Current implementation:	using 'string.find' and 'string.sub'

	-----
-- [start_int, stop_int [,capture ...]]= string.findfrom( str, start_int, pattern_str )
	--
	local function string_findfrom( str, start, pat )
	    --
    	local tbl= { string.find( string.sub(str,start), pat ) }

	    if not tbl[1] then
    	    return nil
	    else
    	    tbl[1]= tbl[1]+(start-1)
        	tbl[2]= tbl[2]+(start-1)
	        return unpack(tbl)
    	end
	end


** In-place appending **

void= buffer.append( text_str, ... )

Ability to modify a string 'in place', without creating new entries all over. This is basically the same as "str ..=" (C-like in-place operator syntax) would be.

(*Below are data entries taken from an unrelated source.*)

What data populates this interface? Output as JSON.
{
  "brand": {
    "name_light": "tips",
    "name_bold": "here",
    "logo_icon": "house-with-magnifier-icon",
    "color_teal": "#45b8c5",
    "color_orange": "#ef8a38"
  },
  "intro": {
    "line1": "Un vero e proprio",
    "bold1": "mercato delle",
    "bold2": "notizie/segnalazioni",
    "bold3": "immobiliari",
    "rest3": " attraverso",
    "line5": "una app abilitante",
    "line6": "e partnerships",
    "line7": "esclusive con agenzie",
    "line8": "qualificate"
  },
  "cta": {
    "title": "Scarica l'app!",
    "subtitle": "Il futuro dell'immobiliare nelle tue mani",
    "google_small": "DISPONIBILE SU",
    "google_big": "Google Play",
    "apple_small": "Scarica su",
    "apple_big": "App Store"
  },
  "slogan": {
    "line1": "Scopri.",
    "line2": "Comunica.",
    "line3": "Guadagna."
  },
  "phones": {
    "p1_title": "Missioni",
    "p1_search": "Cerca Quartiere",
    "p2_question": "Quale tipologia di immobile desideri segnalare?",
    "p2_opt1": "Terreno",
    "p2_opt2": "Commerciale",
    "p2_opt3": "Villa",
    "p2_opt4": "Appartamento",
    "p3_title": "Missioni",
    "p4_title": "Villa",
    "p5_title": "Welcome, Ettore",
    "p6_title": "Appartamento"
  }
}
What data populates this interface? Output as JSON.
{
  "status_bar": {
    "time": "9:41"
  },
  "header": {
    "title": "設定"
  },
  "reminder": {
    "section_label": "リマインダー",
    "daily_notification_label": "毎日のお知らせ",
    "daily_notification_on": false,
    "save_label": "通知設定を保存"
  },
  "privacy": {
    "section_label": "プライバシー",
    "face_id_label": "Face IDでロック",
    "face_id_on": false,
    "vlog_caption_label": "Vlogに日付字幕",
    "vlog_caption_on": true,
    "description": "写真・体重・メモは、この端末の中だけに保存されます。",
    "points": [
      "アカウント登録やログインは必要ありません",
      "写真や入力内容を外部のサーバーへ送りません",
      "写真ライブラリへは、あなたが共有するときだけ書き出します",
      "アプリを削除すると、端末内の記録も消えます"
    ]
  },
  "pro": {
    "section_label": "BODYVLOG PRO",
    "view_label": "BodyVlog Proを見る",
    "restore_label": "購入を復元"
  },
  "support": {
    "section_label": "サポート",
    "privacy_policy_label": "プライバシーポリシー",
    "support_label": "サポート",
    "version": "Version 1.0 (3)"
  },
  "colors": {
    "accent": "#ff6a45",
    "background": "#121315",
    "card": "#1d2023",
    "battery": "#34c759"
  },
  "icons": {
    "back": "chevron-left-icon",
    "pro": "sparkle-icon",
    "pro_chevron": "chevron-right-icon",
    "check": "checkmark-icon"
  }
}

Usage: gathering strings together, big data. Perhaps there's a table function for this, I'll see.. (yes, 'table.concat' but I still needed to craft a temporary table to collect the strings first)

Current implementation: str= str..whatever
                    or: table.concat()

Question: does anyone know of the performance difference between 'table.concat' and regular appending?